Les choses du bois de Longin

Cette appétence qu’elle venait tout juste d’identifier n’a jamais été tournée vers la découverte et le voyage ou la vérité et cet homme ; qu’il soit son père ou non était un problème seulement subsidiaire. Sa curiosité était toute entière dirigée en elle-même, vers cette chose qui croît en elle. Qui est elle sans l’être, dont la forme en devenir l’intrigue plus que tout ; dont la question de son devenir l’excite.

« Je viens » dit la jeune enfant assez fortement pour couvrir le son des trois autres qui poursuivaient leur discussion.

Parce que cela pourrait se révéler être un diable ou qui sait quoi de terrible, elle s’efforçait à présent de mémoriser la sensation qu’elle venait juste d’identifier, afin de ne jamais le regretter – si fort que lui échappa totalement la réaction de sa famille à son annonce, et toujours elle ignora si aucun fut d’abord triste ou joyeux, ou soulagé, apeuré, déçu ou satisfait à cette annonce... Si elle parvenait à se souvenir de cette émotion d’excitation elle saurait toujours pourquoi elle est partie et ne devrait pas fuir en arrière ni seulement regretter son choix. Si elle en venait là, elle utiliserait cette mémoire, se rappellerait chaque condition et saurait ainsi (pensait-elle naïvement) faire renaître cette émotion. « Lundille. » Et elle saurait tout recommencer ; il fallait être si enfant pour se voir fort à ce point.

« Luuuuundiiille » insista la mère accroupie devant l’enfant, et doucement comme s’il s’agissait de réveiller calmement le plus effarouché des nourrissons.

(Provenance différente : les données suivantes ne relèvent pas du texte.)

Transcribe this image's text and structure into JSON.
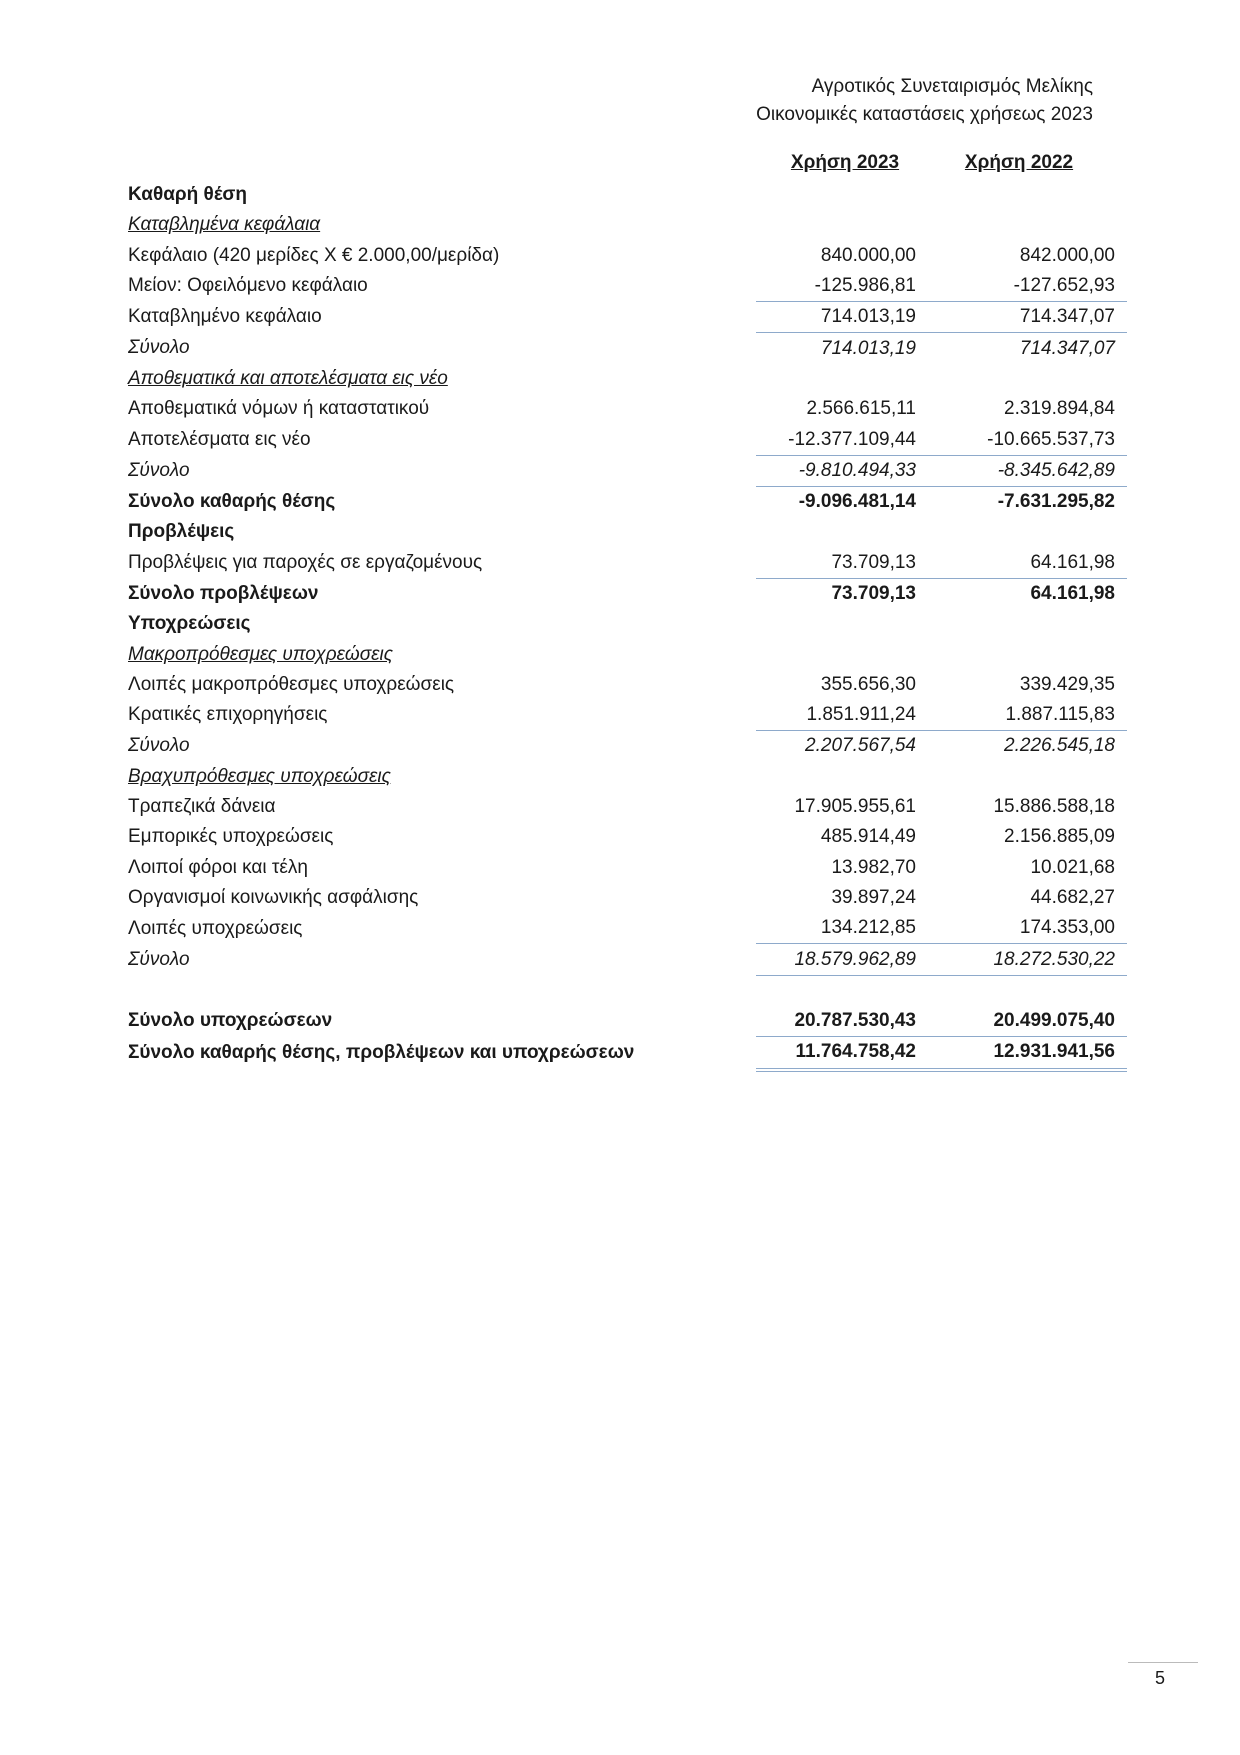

L’attention de la fillette revenait juste vers sa famille. Elle pensa qu’elle devait paraître bien bête lorsqu’elle réalisa qu’elle avait été déconnecté du monde, que son visage, sur lequel elle focalisait ses sensations lentement, en douceur pour ne rien défaire qui put la tromper sur son apparence qu’elle voulait absolument connaître à cet instant, eut dut la trahir. Ses pupilles donnaient l’air d’être deux billes bleues perdues au milieu d’un désert de neige dans ses gros yeux, et sa bouche, entrouverte, laissait juste dépasser le bout d’une rangée de dents en bataille. Elle paraissait simplement plus enfantine qu’à l’ordinaire mais, de son avis, elle semblait toute idiote. Plus important : elle laissait peut-être à voir un état émotionnel malencontreux. Aucun ne devait douter de sa résolution. Puisqu’elle avait à partir, ils ne devaient pas pouvoir imaginer le moindre regret en elle ; que cette imagination germe en douleur ; car elle ne sera plus là, ni ne saura communiquer avec eux, et pour qui sait combien de temps. Elle devait paraître forte pour eux ; mais, ce qu’elle ne sut admettre : elle voulait paraître forte pour elle-même – ainsi se persuadant de l’être, ainsi pouvant s’abandonner égoïstement à cette curiosité intérieure. Ses désirs n’étaient pas que nobles et tournés vers sa mère et son frère, et si elle l’eut su, elle aurait bien pu ne jamais partir. Elle n’était pas trop bête, ou si peu expérimenté pour l’enfant qu’elle est pour avoir ignoré tout cela. Elle se le cachait par une volonté inconsciente, une mécanique de l’ombre œuvrant en elle.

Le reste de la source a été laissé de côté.